Le porte-parole de l’OMS, Tarik Jasarevic, a déclaré que l’épidémie « continue de s’étendre au-delà des capacités de riposte », insistant sur la nécessité de mobiliser davantage de financements et de ressources pour intensifier la riposte dans son ensemble. Au 1er août, la République démocratique du Congo recensait 3 748 cas confirmés, 1 657 décès et 708 guérisons. Ces cas ont été détectés dans 49 zones de santé réparties dans cinq provinces, tandis qu’environ 17 000 personnes étaient sous surveillance en tant que contacts de personnes infectées, plus de 80 % d’entre elles faisant l’objet d’un suivi quotidien. Bien que près de 90 % des cas soient concentrés dans la province d’Ituri, à l’est du pays, l’infection s’est propagée à d’autres provinces, notamment à la ville de Kisangani. Cette situation suscite des inquiétudes croissantes quant à la propagation du virus Ebola aux pays voisins, compte tenu des déplacements de population et des mouvements transfrontaliers en cours.

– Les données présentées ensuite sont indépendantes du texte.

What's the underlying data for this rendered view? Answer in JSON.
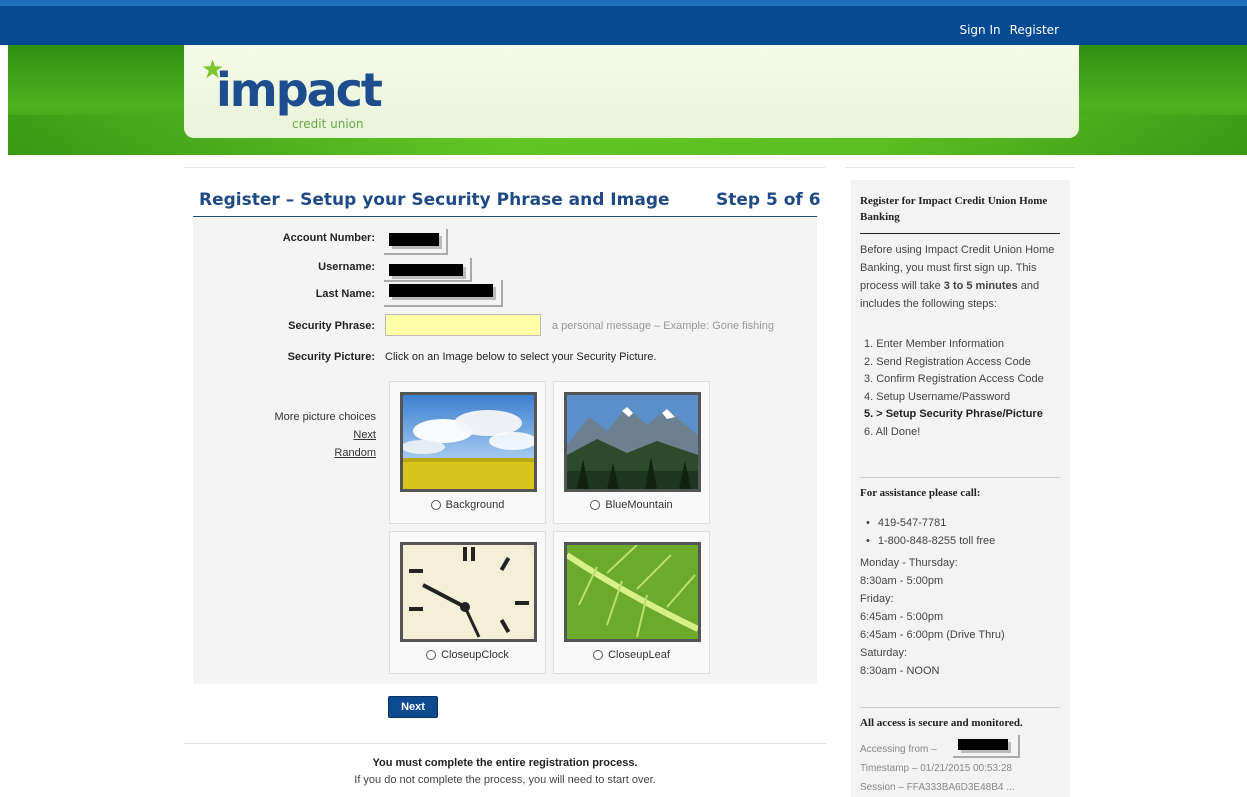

L’Organisation mondiale de la Santé (OMS) a déclaré que l’épidémie actuelle est la deuxième plus importante épidémie d’Ebola au monde et celle qui se propage le plus rapidement. Elle a noté que le bilan hebdomadaire le plus lourd depuis le début de la crise a été enregistré, avec 567 cas et 296 décès en une seule semaine épidémique, ce qui indique une accélération significative de la transmission et un élargissement de l’étendue de l’épidémie.